There have been waves of interest in reviving Sarum as a local use, something like the few local rites and uses that remained after the Tridentine “industrial revolution”. In particular there was the movement issuing from nineteenth-century Romanticism, and briefly in the early twentieth century parallel with the Arts and Crafts Movement extending into the 1920’s in spite of the end of our civilisation which began in 1914. I am only too aware of my isolation and lack of influence. I continue, knowing that anything I do will be forgotten at the very moment of my death. Such is life – vanity of vanities.
I am grateful to Rad Trad for keeping the memories alive, and the fact that there is another view of traditional Catholicism. He is in communion with Rome and I am not. I am spiritually and emotionally alienated from my fifteen years in that Church. I am grateful to Bishop Damien Mead and the English diocese of the ACC for having given me a spiritual home and tolerance to go on with my lonely pilgrimage. Our Diocese has continued the “Tridentine” tendency within Anglo-Catholicism, and that is the way it is. It strikes me when I go over there and participate in our Synod and Council of Advice meetings as well as Sunday Mass in Canterbury. English Anglo-Catholicism has a strange mix of Roman and English trappings in churches, compared with the garish taste in French churches and the sumptuous baroque of the European Continent.
As I found with Fr Montgomery, the French also had local liturgical traditions, having “resisted” Tridentine reforms until the mid nineteenth century in many places. Normandy had many aspects that showed the origins of Sarum as an essentially French and Norman usage. Many of those uses were heavily modified in the eighteenth century and the ordo missae brought into line with the Franciscan-Roman tradition. The “industrial revolution” globalised the Roman liturgy and the Pauline rites of the 1960’s and 70’s only went further in the same direction with its stereotypical altars facing the people and pseudo-modernity.
The bottom has most certainly dropped out of the “establishment” churches, and we clergy and faithful of small independent churches have no cause for triumphalism given our fragility. If “establishment” churches ever regenerate in the west, it will be on a secular political basis and support rather than anything else – as it has always been. I see the parallels in secular life, increasing polarisation between the mass of “controlled” humanity in an increasingly Orwellian world and marginal people who have made the break and achieved sufficient “critical mass” to create alternative societies. Such communities have no use for “mainstream” religion, but might be open to spiritual expressions based on experience of love and beauty. That would be the seed of a new Christianity based on something other than political power and human aggression.

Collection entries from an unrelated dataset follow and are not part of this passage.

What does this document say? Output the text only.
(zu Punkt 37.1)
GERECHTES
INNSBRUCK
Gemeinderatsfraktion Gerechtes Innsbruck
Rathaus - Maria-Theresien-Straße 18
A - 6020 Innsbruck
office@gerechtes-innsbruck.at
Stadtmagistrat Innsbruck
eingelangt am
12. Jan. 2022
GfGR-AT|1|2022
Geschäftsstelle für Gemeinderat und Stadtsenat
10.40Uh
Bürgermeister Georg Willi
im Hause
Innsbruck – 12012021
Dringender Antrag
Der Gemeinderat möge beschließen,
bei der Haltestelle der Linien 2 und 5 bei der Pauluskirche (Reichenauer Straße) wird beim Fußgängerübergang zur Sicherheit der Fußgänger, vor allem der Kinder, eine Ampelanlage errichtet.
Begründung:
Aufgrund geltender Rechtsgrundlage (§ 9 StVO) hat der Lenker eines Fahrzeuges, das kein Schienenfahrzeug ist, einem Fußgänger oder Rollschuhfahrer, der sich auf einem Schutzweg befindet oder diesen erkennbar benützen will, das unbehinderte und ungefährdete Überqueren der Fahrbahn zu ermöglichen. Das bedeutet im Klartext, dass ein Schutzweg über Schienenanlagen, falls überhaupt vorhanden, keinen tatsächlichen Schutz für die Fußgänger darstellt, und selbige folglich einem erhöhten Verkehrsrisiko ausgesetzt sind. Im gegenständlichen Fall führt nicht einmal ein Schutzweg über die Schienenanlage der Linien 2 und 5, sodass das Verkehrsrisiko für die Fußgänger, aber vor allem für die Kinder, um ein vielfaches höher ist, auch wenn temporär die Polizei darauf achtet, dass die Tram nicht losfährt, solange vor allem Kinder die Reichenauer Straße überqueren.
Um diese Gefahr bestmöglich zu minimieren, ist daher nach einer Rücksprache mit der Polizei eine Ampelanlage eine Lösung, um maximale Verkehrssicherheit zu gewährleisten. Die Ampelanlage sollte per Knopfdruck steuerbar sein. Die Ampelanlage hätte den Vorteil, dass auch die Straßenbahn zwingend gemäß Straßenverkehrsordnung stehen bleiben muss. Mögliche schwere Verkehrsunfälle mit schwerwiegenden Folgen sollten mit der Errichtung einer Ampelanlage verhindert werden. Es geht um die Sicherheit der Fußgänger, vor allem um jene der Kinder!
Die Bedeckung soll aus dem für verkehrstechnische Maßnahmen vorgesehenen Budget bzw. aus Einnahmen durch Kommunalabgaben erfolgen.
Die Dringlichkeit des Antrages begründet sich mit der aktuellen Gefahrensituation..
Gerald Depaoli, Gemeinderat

I am aware of the fact that medieval liturgical uses depended on a cultural context that is gone from today’s world of electronics and instant communication, of people in a hurry and alienated from each other. That is why it is futile in human terms and the temptation is to try to build up some kind of repository or museum. Ultimately, all liturgical and ecclesiastical observances are alienated from human life and are meaningless to most of our contemporaries. Perhaps some kind of regeneration is possible among the marginalised, as is the case for me having kicked the world of power, money and competition in the teeth. The thriving nature of monasticism is evidence of my thesis of the human, cultural and social context, but most monasteries are run on the basis of authority, obedience and the surrender of personality. I am struck by the disdain of beauty in many communities like the Trappists and an almost “military” culture.
Men like Fr Quoëx and Fr Clement Russell, as many inspired souls stemming from Romanticism, had no place in the world in which they lived. I would never compare myself with such men, but have felt that I had something to give. I do so via the blog, which is such a limited way. Love and beauty alone seem to give meaning and bring us to contemplation of the transcendent. At least, that’s the way I see it. I may be wrong, and should be concerned with power and competition, but I can only be the way I am.